2. I've lived in six different states of the U.S., including (for two years) Hawai'i. So quit your whining about the price of food & gas -- we were paying nearly six bucks for a gallon of milk ten years ago.
3. Along with college buddy Tony, I used to brew my own beer. A doppelbock we brewed in the early 1990s won an "Honorable Mention" at the Del Mar Fair in San Diego -- despite being a simple extract brew.
4. My grandmother was a Marine in World War II. As was my grandfather (which is how they met, gearing up for Operation OLYMPIC and the invasion of Japan in 1945; thank God for the Manhattan Project!). Other Marines in my family include my step-dad, my uncle and my cousin. Alas, I wasn't good enough ("4-F" medical disqualification at the entry processing station after graduating from college).
5. I met my bride on a plane. I was going to Jackson Hole, Wyoming with the ski club from the Navy lab where I worked; she was going to her grandmother's funeral. She sat in front of me from San Diego to Denver, and again (a week later) right in front of me from Denver back to San Diego. (Makes it hard to be agnostic with that kind of blatant interventionism going on! :-)
6. I missed just one math question on my college prep exam (the ACT), taking my possible score of 36 (out of 35) all the way down to a 33. The question?
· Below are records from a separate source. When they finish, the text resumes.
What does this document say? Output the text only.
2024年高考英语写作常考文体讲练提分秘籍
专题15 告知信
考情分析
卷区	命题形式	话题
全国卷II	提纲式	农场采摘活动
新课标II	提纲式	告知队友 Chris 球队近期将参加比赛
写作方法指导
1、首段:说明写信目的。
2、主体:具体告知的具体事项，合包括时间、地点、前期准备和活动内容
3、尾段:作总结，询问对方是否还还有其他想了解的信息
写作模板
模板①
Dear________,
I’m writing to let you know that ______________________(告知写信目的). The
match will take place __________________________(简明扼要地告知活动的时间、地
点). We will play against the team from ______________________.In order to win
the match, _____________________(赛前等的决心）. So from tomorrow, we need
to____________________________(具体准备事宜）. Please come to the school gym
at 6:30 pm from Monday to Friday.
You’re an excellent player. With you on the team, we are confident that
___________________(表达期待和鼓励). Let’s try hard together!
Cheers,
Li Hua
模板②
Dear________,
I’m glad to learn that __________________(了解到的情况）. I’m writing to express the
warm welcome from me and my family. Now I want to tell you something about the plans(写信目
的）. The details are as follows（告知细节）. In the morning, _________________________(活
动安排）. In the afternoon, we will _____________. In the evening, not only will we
Area of a circle. Every time I think about it, refrains of "π are square" echo in my head....
7. I once wanted to major in philosophy, probably due more to the fact that I was a lazy student incapable of serious, deep study than for any real interest in epistemology. Parental intervention (i.e., "Fine - but YOU have to pay for your tuition, books and lodging!") gently nudged me back on the physics track.
In the interest of seeing how the fairer sex addresses Rule #5, I hereby tag:
BeeDiva
Citizen Netmom
Baby Brewing Cocktail Mommy
Trina
ex:urbs
Sydney Liles (as ZenPundit has tagged Sam :-)
Cheryl @ Whirled View
3 Comments:
Done.
I thought about majoring in philosophy, too. I found science more interesting.
This is a strange game and I am afraid I am not very good at it.